Вздыхают во сне товарищи. Тепло исходит от молодых тел, у которых еще почти нет острого мужского запаха.
Наступают самые гнетущие минуты сегодняшнего дня — уже нет сил бороться с усталостью. Скоро полночь, а нервы гудят, и кровь пульсирует в висках.
Наконец мы тоже уснули. Вдруг около часа ночи громкие жалобные возгласы разбудили всех. Пронзительные вопли резали слух, а глаза все никак не могли побороть сон.
— Сухдол, конец Чехии! — крикнул кто-то.
— Граница!
В поезд лезли новобранцы.
Плач и причитания провожающих женщин доносились с перрона. Своды отражали и зловеще усиливали эти звуки, превращая их в пронзительные душераздирающие вопли. Это было жестокое пробуждение: мы остро ощутили, что до сих пор еще были, можно сказать, дома, в пределах родной земли, за которыми разверзлась чужбина. С этой минуты наша жизнь уже не принадлежит нам…
Некоторые мои товарищи не могли сдержать слез. Все мы продрогли, у нас болели бока; это была первая ночь в вагоне, ночь, проведенная не в постели, вдали от надежного домашнего тепла. Сознание действительности, исчезнувшее было во сне, вновь отдалось почти физической болью в сердце. Грустен был этот перрон. Его отвратительная акустика превращала тихие рыдания жен в неистовый вой.
Я подсел поближе к Пепичку, чувствуя, что у него, привыкшего к одиночеству, я смогу почерпнуть бодрость духа. Не видеть бы всего, что творится вокруг нас этой ночью! Не видеть, как жены в отчаянье бросаются на шею новобранцам, вырывая у них из рук чемоданы, которые падают с глухим стуком.

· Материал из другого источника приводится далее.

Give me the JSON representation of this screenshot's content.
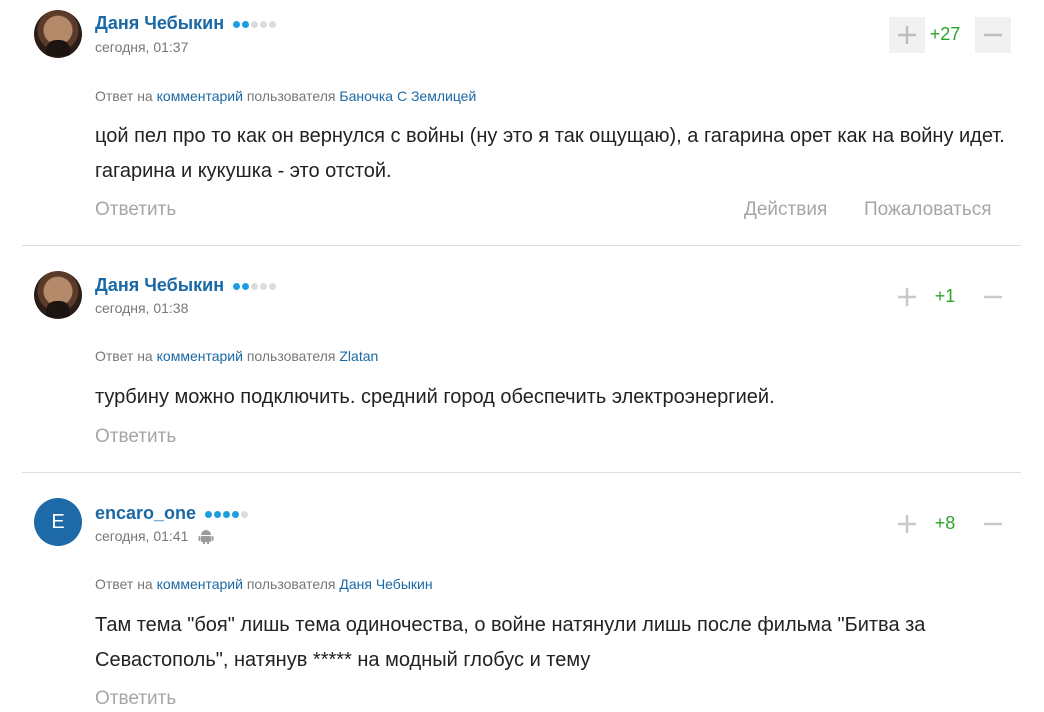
{
  "comments": [
    {
      "author": "Даня Чебыкин",
      "avatar": "photo",
      "rating_dots": [
        true,
        true,
        false,
        false,
        false
      ],
      "time": "сегодня, 01:37",
      "score": "+27",
      "reply_prefix": "Ответ на",
      "reply_link": "комментарий",
      "reply_mid": "пользователя",
      "reply_user": "Баночка С Землицей",
      "text": "цой пел про то как он вернулся с войны (ну это я так ощущаю), а гагарина орет как на войну идет. гагарина и кукушка - это отстой.",
      "reply_label": "Ответить",
      "actions_label": "Действия",
      "report_label": "Пожаловаться"
    },
    {
      "author": "Даня Чебыкин",
      "avatar": "photo",
      "rating_dots": [
        true,
        true,
        false,
        false,
        false
      ],
      "time": "сегодня, 01:38",
      "score": "+1",
      "reply_prefix": "Ответ на",
      "reply_link": "комментарий",
      "reply_mid": "пользователя",
      "reply_user": "Zlatan",
      "text": "турбину можно подключить. средний город обеспечить электроэнергией.",
      "reply_label": "Ответить"
    },
    {
      "author": "encaro_one",
      "avatar": "letter",
      "avatar_letter": "E",
      "device_icon": "android-icon",
      "rating_dots": [
        true,
        true,
        true,
        true,
        false
      ],
      "time": "сегодня, 01:41",
      "score": "+8",
      "reply_prefix": "Ответ на",
      "reply_link": "комментарий",
      "reply_mid": "пользователя",
      "reply_user": "Даня Чебыкин",
      "text": "Там тема \"боя\" лишь тема одиночества, о войне натянули лишь после фильма \"Битва за Севастополь\", натянув ***** на модный глобус и тему",
      "reply_label": "Ответить"
    }
  ],
  "colors": {
    "link": "#1a69a5",
    "score": "#2aa52a",
    "muted": "#a6a6a6",
    "dot_on": "#1d9ce0",
    "avatar_letter_bg": "#1e69a8"
  }
}
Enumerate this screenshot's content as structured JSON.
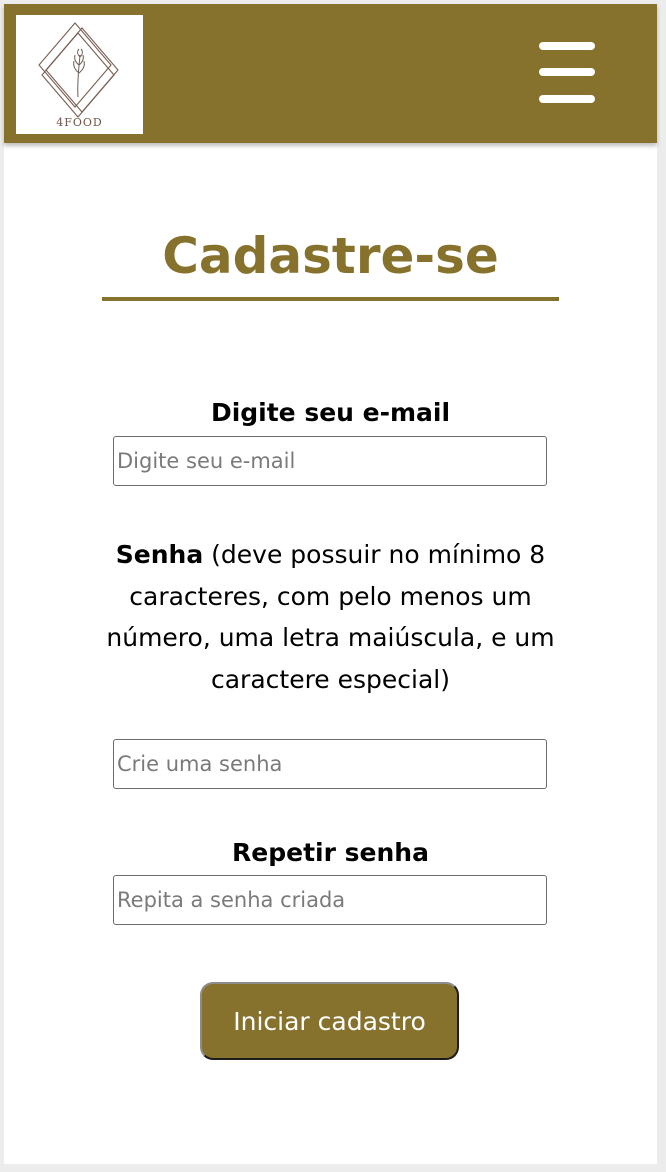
{
  "header": {
    "logo_text": "4FOOD",
    "menu_icon": "hamburger-menu-icon",
    "background_color": "#87722d"
  },
  "page": {
    "title": "Cadastre-se",
    "accent_color": "#87722d"
  },
  "form": {
    "email": {
      "label": "Digite seu e-mail",
      "placeholder": "Digite seu e-mail",
      "value": ""
    },
    "password": {
      "label_bold": "Senha",
      "label_hint": " (deve possuir no mínimo 8 caracteres, com pelo menos um número, uma letra maiúscula, e um caractere especial)",
      "placeholder": "Crie uma senha",
      "value": ""
    },
    "repeat_password": {
      "label": "Repetir senha",
      "placeholder": "Repita a senha criada",
      "value": ""
    },
    "submit_label": "Iniciar cadastro"
  }
}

Странный пугающий звук!
В соседнем вагоне запели: «Где родина моя»[20].
Ром, которым нас снабдили матери, надеясь, что глоток его придаст нам сил в окопах, выпит единым духом. Пустые бутылки мы разбиваем о фонарные столбы. Прощай, Чехия!
Вацлав Дипольд совершенно опьянел за эти несколько минут стоянки.
Поезд тронулся. Вой женщин нарастал, взвиваясь спиралью в холодной тьме. При мерцающем свете единственного вокзального фонаря все это создавало ужасную апокалиптическую картину.
Крупное тело Вацлава сотрясалось от рыданий — это был какой-то животный бессмысленный рев. Другие тоже плакали, глядя на него. Весь перрон надсадно выл этой студеной ночью; жуткий вой несся вслед отходящему поезду. Ах, эти женщины, верно, они с ума сошли, верно, взбесились от острой боли разлуки!
И вот уже нас увозят далеко, далеко от тебя, родная чешская земля!
Новобранцы всхлипывали, крепко держась друг за друга. Пепичек впервые вылез из своего гнезда под потолком и, слегка улыбаясь, шел от одного к другому, серьезно и даже как-то торжественно пожимая каждому руку. Это почему-то неотразимо подействовало. Всхлипывания в вагоне стихли.
Вопли с перрона более не слышны, вокзал остался позади, мы въехали в Австрию.
Пепичек дружески подшучивает, зовет нас к окну.
— Подите сюда, бабоньки, гляньте из окна, небось не видывали заграницу.
Но в окне лишь темень и снег. Нас опять клонит ко сну от усталости и переживаний. Вагон словно утонул в табачном дыму. Дым щиплет глаза. Завернувшись в одеяла, мы ложимся на пол и зажмуриваемся. Спать вдвоем на верхней полке рискованно: вагон сильно бросает из стороны в сторону, поезд на всех парах мчится к Вене.
…Мелькают засыпанные снегом арки виноградников… Сколько в снегах прекрасных звезд, и все они — безымянные!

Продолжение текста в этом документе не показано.